For the Gulf Cooperation Council (GCC) countries, Saudi Arabia, UAE, Qatar, Kuwait, Oman, Iraq, and Bahrain, this crisis is more than political. It directly affects their economies, particularly oil exports and ambitious post-oil development projects.
The Strait of Hormuz is the world’s most critical energy artery. Nearly 20% of global seaborne oil passes through this narrow waterway. If Iran blocks or mines the channel, oil prices could spike above $120 per barrel. While higher prices benefit exporters, large-scale blockages would leave millions of barrels stranded, severely cutting revenue.
Saudi Arabia’s East-West pipeline can bypass the Strait and move up to 5 million barrels per day, but this is only half the kingdom’s production. The UAE’s Habshan-Fujairah pipeline provides an additional outlet of 1.5 million barrels per day. The remainder could remain trapped, creating massive fiscal gaps. The World Bank estimates a 5.6% budget deficit for Saudi Arabia in 2026, which could double if a conflict occurs.
Even without active combat, the economic costs are mounting. Shipping insurance premiums for tankers in the Gulf have risen from 0.3% to 0.5% of vessel value. These increases reduce the competitiveness of Gulf exports and ripple through global supply chains.

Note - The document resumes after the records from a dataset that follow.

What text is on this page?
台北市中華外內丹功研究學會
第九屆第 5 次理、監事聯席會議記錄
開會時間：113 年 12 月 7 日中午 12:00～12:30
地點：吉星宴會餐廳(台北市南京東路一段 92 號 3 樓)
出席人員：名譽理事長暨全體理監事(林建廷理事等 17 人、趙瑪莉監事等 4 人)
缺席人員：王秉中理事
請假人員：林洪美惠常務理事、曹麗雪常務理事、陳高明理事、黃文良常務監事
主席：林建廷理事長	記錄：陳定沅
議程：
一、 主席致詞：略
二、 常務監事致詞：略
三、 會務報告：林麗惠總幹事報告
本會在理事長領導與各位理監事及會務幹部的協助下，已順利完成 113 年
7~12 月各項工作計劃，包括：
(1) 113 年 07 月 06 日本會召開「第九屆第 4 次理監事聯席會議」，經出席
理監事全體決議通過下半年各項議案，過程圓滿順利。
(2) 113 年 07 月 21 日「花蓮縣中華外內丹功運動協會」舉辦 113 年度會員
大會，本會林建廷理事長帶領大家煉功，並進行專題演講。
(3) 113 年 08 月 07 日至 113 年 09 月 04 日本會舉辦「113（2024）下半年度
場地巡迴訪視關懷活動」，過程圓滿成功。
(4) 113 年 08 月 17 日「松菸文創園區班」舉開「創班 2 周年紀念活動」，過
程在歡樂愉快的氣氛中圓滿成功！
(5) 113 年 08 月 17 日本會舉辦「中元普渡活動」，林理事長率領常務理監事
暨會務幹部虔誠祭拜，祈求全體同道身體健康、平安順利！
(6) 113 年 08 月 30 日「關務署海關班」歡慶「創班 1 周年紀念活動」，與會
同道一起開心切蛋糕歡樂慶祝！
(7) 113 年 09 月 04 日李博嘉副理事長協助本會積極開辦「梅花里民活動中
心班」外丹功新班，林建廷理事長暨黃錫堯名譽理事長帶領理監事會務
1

Long-term risks extend beyond oil. Economic transformation programs like Saudi Vision 2030 and UAE tech hubs rely on foreign investment and tourism. Geopolitical instability deters investors, with nearly 40% citing Middle East tension as a top-three concern. Falling U.S. markets could also weaken Gulf sovereign wealth funds, limiting funds for diversification.
Diplomatic efforts offer a potential lifeline. Turkey, Qatar, and Oman are mediating talks in Istanbul, seeking to de-escalate tensions. Gulf states must balance loyalty to the U.S. with proximity to Iran, knowing that any military escalation could target local infrastructure.
The Gulf economies risk not only temporary disruption but also long-term setbacks to modernization. High oil prices may provide short-term relief, but a conflict could undermine years of progress in trade, tourism, and investment.